Regular expression to match optional group

Question

I'm expecting a string that may or may not have '#' followed by some numbers. If there's any numbers after '#' I want to capture it as second group, otherwise just capture everything in first group. Following is example for C#

• ABC#99999//match Group1: ABC and Group2: 99999
• 9ABC#8 //match Group1 9ABC and Group
• 9ABC //match Group1 9ABC
• 9ABC# //match Group1 9ABC#

The following Regex works, but for 3rd and 4th string, it captures into group 3 instead of group 1. is there a better way for the above scenario?

(?:(.+)#(\d+))|(.+)

Alternatively, I came up with following Regex, but the problem is since the first group doesn't have a fixed format (like length), it captures whole string from 1st and second string instead of capturing 2 groups

(.+)(?:#(\d+))?

Answer 1

To match a whole string and place the part before an optional # + digits into Group 1 and all those digits into Group 2, you may use

^(.+?)(?:#(\d+))?$

See the .NET regex demo.
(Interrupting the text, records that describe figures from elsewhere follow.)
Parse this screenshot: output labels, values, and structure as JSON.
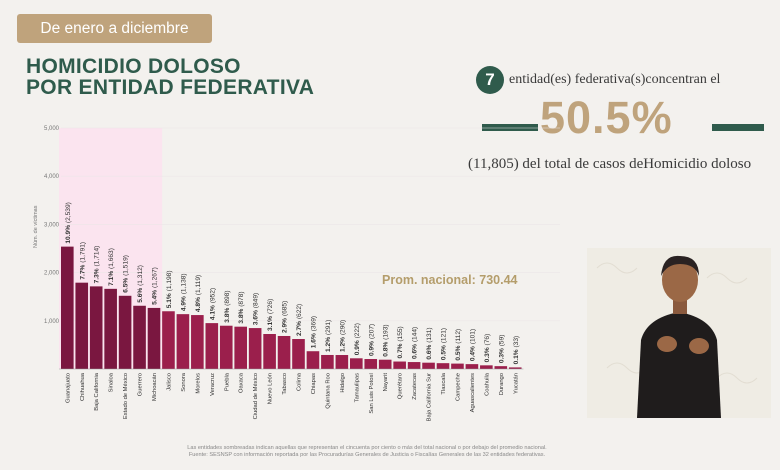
{
  "header": {
    "period_label": "De enero a diciembre",
    "title_line1": "HOMICIDIO DOLOSO",
    "title_line2": "POR ENTIDAD FEDERATIVA"
  },
  "summary": {
    "count": "7",
    "count_text": "entidad(es) federativa(s)concentran el",
    "percent": "50.5%",
    "total_text": "(11,805) del total de casos deHomicidio doloso"
  },
  "average_label": "Prom. nacional: 730.44",
  "footnotes": [
    "Las entidades sombreadas indican aquellas que representan el cincuenta por ciento o más del total nacional o por debajo del promedio nacional.",
    "Fuente: SESNSP con información reportada por las Procuradurías Generales de Justicia o Fiscalías Generales de las 32 entidades federativas."
  ],
  "colors": {
    "accent_green": "#2f5b4c",
    "gold": "#bfa37c",
    "bar_dark": "#7a1740",
    "bar_light": "#9b1f4c",
    "highlight": "#fbe4ef"
  },
  "chart_data": {
    "type": "bar",
    "ylabel": "Núm. de víctimas",
    "ylim": [
      0,
      5000
    ],
    "yticks": [
      "5,000",
      "4,000",
      "3,000",
      "2,000",
      "1,000"
    ],
    "yticks_values": [
      5000,
      4000,
      3000,
      2000,
      1000
    ],
    "average": 730.44,
    "highlighted_count": 7,
    "categories": [
      "Guanajuato",
      "Chihuahua",
      "Baja California",
      "Sinaloa",
      "Estado de México",
      "Guerrero",
      "Michoacán",
      "Jalisco",
      "Sonora",
      "Morelos",
      "Veracruz",
      "Puebla",
      "Oaxaca",
      "Ciudad de México",
      "Nuevo León",
      "Tabasco",
      "Colima",
      "Chiapas",
      "Quintana Roo",
      "Hidalgo",
      "Tamaulipas",
      "San Luis Potosí",
      "Nayarit",
      "Querétaro",
      "Zacatecas",
      "Baja California Sur",
      "Tlaxcala",
      "Campeche",
      "Aguascalientes",
      "Coahuila",
      "Durango",
      "Yucatán"
    ],
    "values": [
      2539,
      1791,
      1714,
      1663,
      1519,
      1312,
      1267,
      1198,
      1138,
      1119,
      952,
      898,
      878,
      849,
      726,
      685,
      622,
      369,
      291,
      290,
      222,
      207,
      193,
      155,
      144,
      131,
      121,
      112,
      101,
      76,
      59,
      33
    ],
    "data_labels": [
      "10.9% (2,539)",
      "7.7% (1,791)",
      "7.3% (1,714)",
      "7.1% (1,663)",
      "6.5% (1,519)",
      "5.6% (1,312)",
      "5.4% (1,267)",
      "5.1% (1,198)",
      "4.9% (1,138)",
      "4.8% (1,119)",
      "4.1% (952)",
      "3.8% (898)",
      "3.8% (878)",
      "3.6% (849)",
      "3.1% (726)",
      "2.9% (685)",
      "2.7% (622)",
      "1.6% (369)",
      "1.2% (291)",
      "1.2% (290)",
      "0.9% (222)",
      "0.9% (207)",
      "0.8% (193)",
      "0.7% (155)",
      "0.6% (144)",
      "0.6% (131)",
      "0.5% (121)",
      "0.5% (112)",
      "0.4% (101)",
      "0.3% (76)",
      "0.3% (59)",
      "0.1% (33)"
    ]
  }
}
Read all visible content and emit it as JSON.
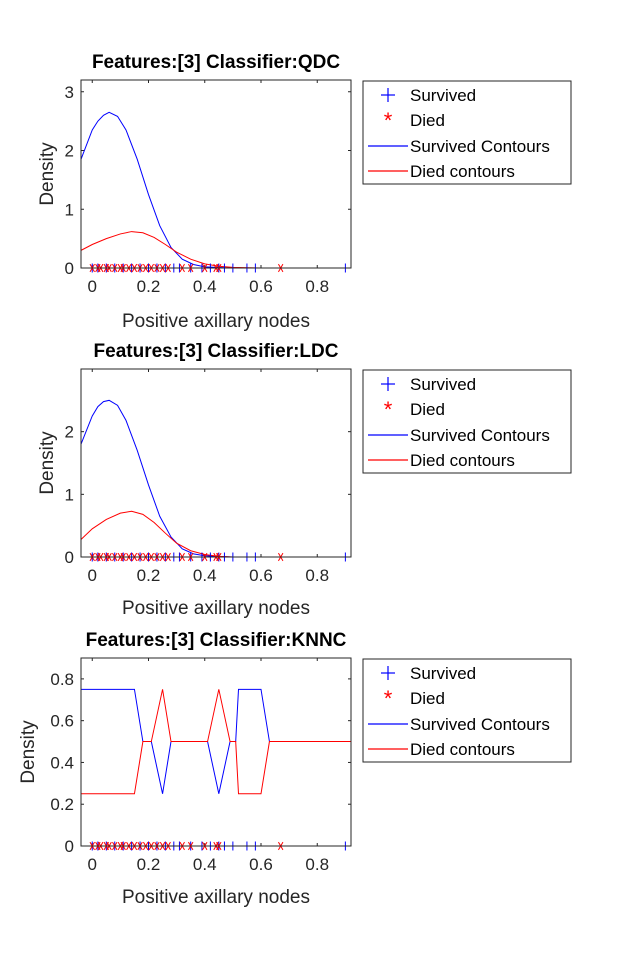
{
  "colors": {
    "survived": "#0000ff",
    "died": "#ff0000",
    "axis": "#262626"
  },
  "legend_labels": [
    "Survived",
    "Died",
    "Survived Contours",
    "Died contours"
  ],
  "chart_data": [
    {
      "type": "line",
      "title": "Features:[3]  Classifier:QDC",
      "xlabel": "Positive axillary nodes",
      "ylabel": "Density",
      "xlim": [
        -0.04,
        0.92
      ],
      "ylim": [
        0,
        3.2
      ],
      "xticks": [
        0,
        0.2,
        0.4,
        0.6,
        0.8
      ],
      "xtick_labels": [
        "0",
        "0.2",
        "0.4",
        "0.6",
        "0.8"
      ],
      "yticks": [
        0,
        1,
        2,
        3
      ],
      "ytick_labels": [
        "0",
        "1",
        "2",
        "3"
      ],
      "legend_position": "outside-right-top",
      "series": [
        {
          "name": "Survived Contours",
          "kind": "line",
          "color": "#0000ff",
          "x": [
            -0.04,
            0,
            0.02,
            0.04,
            0.06,
            0.09,
            0.12,
            0.16,
            0.2,
            0.24,
            0.28,
            0.32,
            0.36,
            0.4,
            0.44,
            0.5,
            0.6,
            0.92
          ],
          "y": [
            1.85,
            2.35,
            2.5,
            2.6,
            2.65,
            2.58,
            2.35,
            1.85,
            1.25,
            0.72,
            0.35,
            0.15,
            0.06,
            0.02,
            0.01,
            0,
            0,
            0
          ]
        },
        {
          "name": "Died contours",
          "kind": "line",
          "color": "#ff0000",
          "x": [
            -0.04,
            0,
            0.05,
            0.1,
            0.14,
            0.18,
            0.22,
            0.26,
            0.3,
            0.35,
            0.4,
            0.45,
            0.5,
            0.6,
            0.7,
            0.92
          ],
          "y": [
            0.3,
            0.4,
            0.5,
            0.58,
            0.62,
            0.6,
            0.52,
            0.4,
            0.27,
            0.15,
            0.07,
            0.03,
            0.01,
            0,
            0,
            0
          ]
        },
        {
          "name": "Survived",
          "kind": "marker",
          "marker": "+",
          "color": "#0000ff",
          "x": [
            0,
            0.02,
            0.05,
            0.08,
            0.11,
            0.14,
            0.17,
            0.2,
            0.23,
            0.26,
            0.29,
            0.31,
            0.35,
            0.39,
            0.42,
            0.45,
            0.47,
            0.5,
            0.55,
            0.58,
            0.9
          ],
          "y": [
            0,
            0,
            0,
            0,
            0,
            0,
            0,
            0,
            0,
            0,
            0,
            0,
            0,
            0,
            0,
            0,
            0,
            0,
            0,
            0,
            0
          ]
        },
        {
          "name": "Died",
          "kind": "marker",
          "marker": "*",
          "color": "#ff0000",
          "x": [
            0,
            0.02,
            0.03,
            0.05,
            0.06,
            0.08,
            0.1,
            0.11,
            0.13,
            0.15,
            0.17,
            0.19,
            0.21,
            0.23,
            0.25,
            0.27,
            0.32,
            0.35,
            0.4,
            0.44,
            0.45,
            0.67
          ],
          "y": [
            0,
            0,
            0,
            0,
            0,
            0,
            0,
            0,
            0,
            0,
            0,
            0,
            0,
            0,
            0,
            0,
            0,
            0,
            0,
            0,
            0,
            0
          ]
        }
      ]
    },
    {
      "type": "line",
      "title": "Features:[3]  Classifier:LDC",
      "xlabel": "Positive axillary nodes",
      "ylabel": "Density",
      "xlim": [
        -0.04,
        0.92
      ],
      "ylim": [
        0,
        3.0
      ],
      "xticks": [
        0,
        0.2,
        0.4,
        0.6,
        0.8
      ],
      "xtick_labels": [
        "0",
        "0.2",
        "0.4",
        "0.6",
        "0.8"
      ],
      "yticks": [
        0,
        1,
        2
      ],
      "ytick_labels": [
        "0",
        "1",
        "2"
      ],
      "legend_position": "outside-right-top",
      "series": [
        {
          "name": "Survived Contours",
          "kind": "line",
          "color": "#0000ff",
          "x": [
            -0.04,
            0,
            0.02,
            0.04,
            0.06,
            0.09,
            0.12,
            0.16,
            0.2,
            0.24,
            0.28,
            0.32,
            0.36,
            0.4,
            0.44,
            0.5,
            0.6,
            0.92
          ],
          "y": [
            1.8,
            2.25,
            2.4,
            2.48,
            2.5,
            2.42,
            2.18,
            1.7,
            1.15,
            0.65,
            0.32,
            0.13,
            0.05,
            0.02,
            0.01,
            0,
            0,
            0
          ]
        },
        {
          "name": "Died contours",
          "kind": "line",
          "color": "#ff0000",
          "x": [
            -0.04,
            0,
            0.05,
            0.1,
            0.14,
            0.18,
            0.22,
            0.26,
            0.3,
            0.35,
            0.4,
            0.45,
            0.5,
            0.6,
            0.7,
            0.92
          ],
          "y": [
            0.28,
            0.45,
            0.6,
            0.7,
            0.73,
            0.68,
            0.55,
            0.38,
            0.22,
            0.1,
            0.04,
            0.01,
            0,
            0,
            0,
            0
          ]
        },
        {
          "name": "Survived",
          "kind": "marker",
          "marker": "+",
          "color": "#0000ff",
          "x": [
            0,
            0.02,
            0.05,
            0.08,
            0.11,
            0.14,
            0.17,
            0.2,
            0.23,
            0.26,
            0.29,
            0.31,
            0.35,
            0.39,
            0.42,
            0.45,
            0.47,
            0.5,
            0.55,
            0.58,
            0.9
          ],
          "y": [
            0,
            0,
            0,
            0,
            0,
            0,
            0,
            0,
            0,
            0,
            0,
            0,
            0,
            0,
            0,
            0,
            0,
            0,
            0,
            0,
            0
          ]
        },
        {
          "name": "Died",
          "kind": "marker",
          "marker": "*",
          "color": "#ff0000",
          "x": [
            0,
            0.02,
            0.03,
            0.05,
            0.06,
            0.08,
            0.1,
            0.11,
            0.13,
            0.15,
            0.17,
            0.19,
            0.21,
            0.23,
            0.25,
            0.27,
            0.32,
            0.35,
            0.4,
            0.44,
            0.45,
            0.67
          ],
          "y": [
            0,
            0,
            0,
            0,
            0,
            0,
            0,
            0,
            0,
            0,
            0,
            0,
            0,
            0,
            0,
            0,
            0,
            0,
            0,
            0,
            0,
            0
          ]
        }
      ]
    },
    {
      "type": "line",
      "title": "Features:[3]  Classifier:KNNC",
      "xlabel": "Positive axillary nodes",
      "ylabel": "Density",
      "xlim": [
        -0.04,
        0.92
      ],
      "ylim": [
        0,
        0.9
      ],
      "xticks": [
        0,
        0.2,
        0.4,
        0.6,
        0.8
      ],
      "xtick_labels": [
        "0",
        "0.2",
        "0.4",
        "0.6",
        "0.8"
      ],
      "yticks": [
        0,
        0.2,
        0.4,
        0.6,
        0.8
      ],
      "ytick_labels": [
        "0",
        "0.2",
        "0.4",
        "0.6",
        "0.8"
      ],
      "legend_position": "outside-right-top",
      "series": [
        {
          "name": "Survived Contours",
          "kind": "line",
          "color": "#0000ff",
          "x": [
            -0.04,
            0.15,
            0.18,
            0.21,
            0.25,
            0.28,
            0.41,
            0.45,
            0.49,
            0.51,
            0.52,
            0.6,
            0.63,
            0.92
          ],
          "y": [
            0.75,
            0.75,
            0.5,
            0.5,
            0.25,
            0.5,
            0.5,
            0.25,
            0.5,
            0.5,
            0.75,
            0.75,
            0.5,
            0.5
          ]
        },
        {
          "name": "Died contours",
          "kind": "line",
          "color": "#ff0000",
          "x": [
            -0.04,
            0.15,
            0.18,
            0.21,
            0.25,
            0.28,
            0.41,
            0.45,
            0.49,
            0.51,
            0.52,
            0.6,
            0.63,
            0.92
          ],
          "y": [
            0.25,
            0.25,
            0.5,
            0.5,
            0.75,
            0.5,
            0.5,
            0.75,
            0.5,
            0.5,
            0.25,
            0.25,
            0.5,
            0.5
          ]
        },
        {
          "name": "Survived",
          "kind": "marker",
          "marker": "+",
          "color": "#0000ff",
          "x": [
            0,
            0.02,
            0.05,
            0.08,
            0.11,
            0.14,
            0.17,
            0.2,
            0.23,
            0.26,
            0.29,
            0.31,
            0.35,
            0.39,
            0.42,
            0.45,
            0.47,
            0.5,
            0.55,
            0.58,
            0.9
          ],
          "y": [
            0,
            0,
            0,
            0,
            0,
            0,
            0,
            0,
            0,
            0,
            0,
            0,
            0,
            0,
            0,
            0,
            0,
            0,
            0,
            0,
            0
          ]
        },
        {
          "name": "Died",
          "kind": "marker",
          "marker": "*",
          "color": "#ff0000",
          "x": [
            0,
            0.02,
            0.03,
            0.05,
            0.06,
            0.08,
            0.1,
            0.11,
            0.13,
            0.15,
            0.17,
            0.19,
            0.21,
            0.23,
            0.25,
            0.27,
            0.32,
            0.35,
            0.4,
            0.44,
            0.45,
            0.67
          ],
          "y": [
            0,
            0,
            0,
            0,
            0,
            0,
            0,
            0,
            0,
            0,
            0,
            0,
            0,
            0,
            0,
            0,
            0,
            0,
            0,
            0,
            0,
            0
          ]
        }
      ]
    }
  ]
}
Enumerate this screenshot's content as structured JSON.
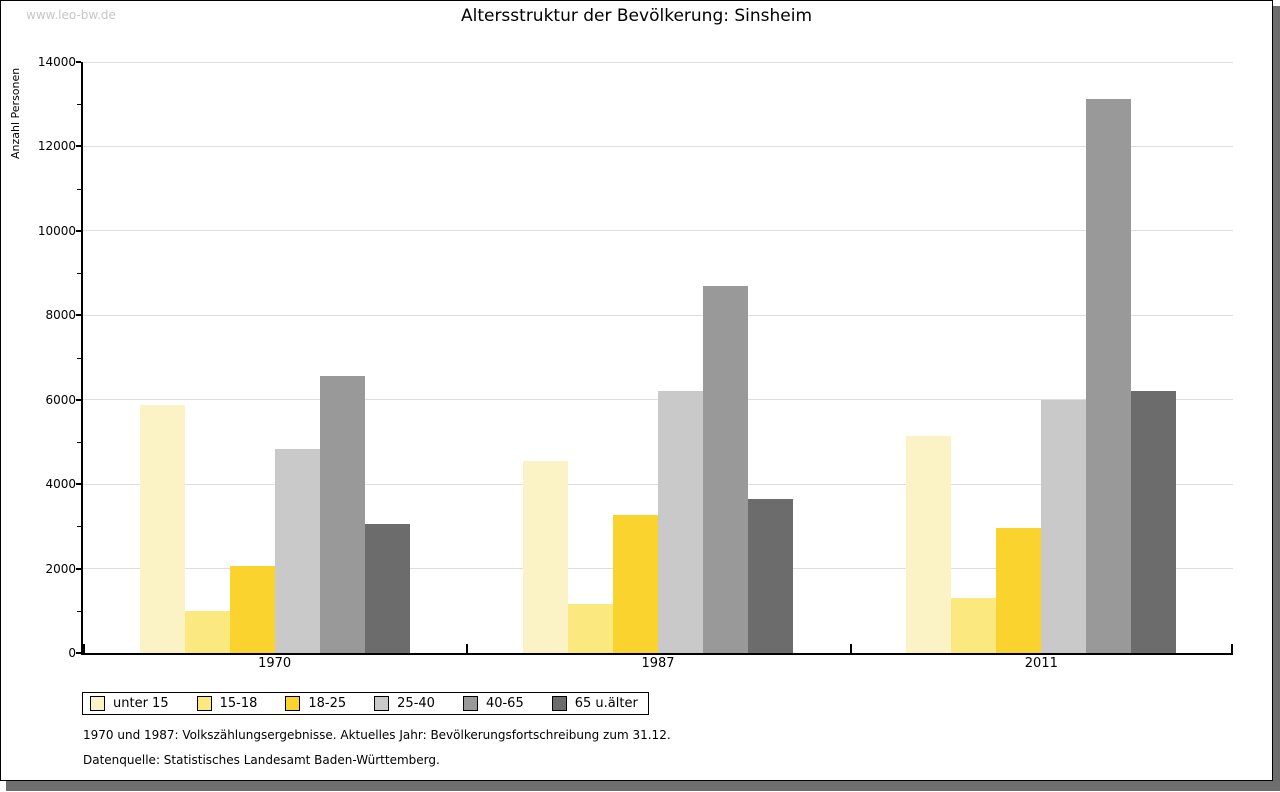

The \r? is added because it is a multiline input demo, you won't need it if you plan to test separate strings against the pattern.

Details

• ^ - start of string
• (.+?) - Group 1: one or more chars as few as possible (due to +? lazy quantifier) (NOTE that if Group 1 value may be missing, use (.*?) instead)
• (?:#(\d+))? - an optional non-capturing group matching 1 or 0 occurrences of
  • # - a # symbol
  • (\d+) - Group 2: one or more digits
• $ - end of string.

Answer 2

Try

(\w+)(?:#(\d+))?

The # is in an optional non-capturing group, and the following digits in a captured group inside the non-capturing group.

https://regex101.com/r/obKPFw/1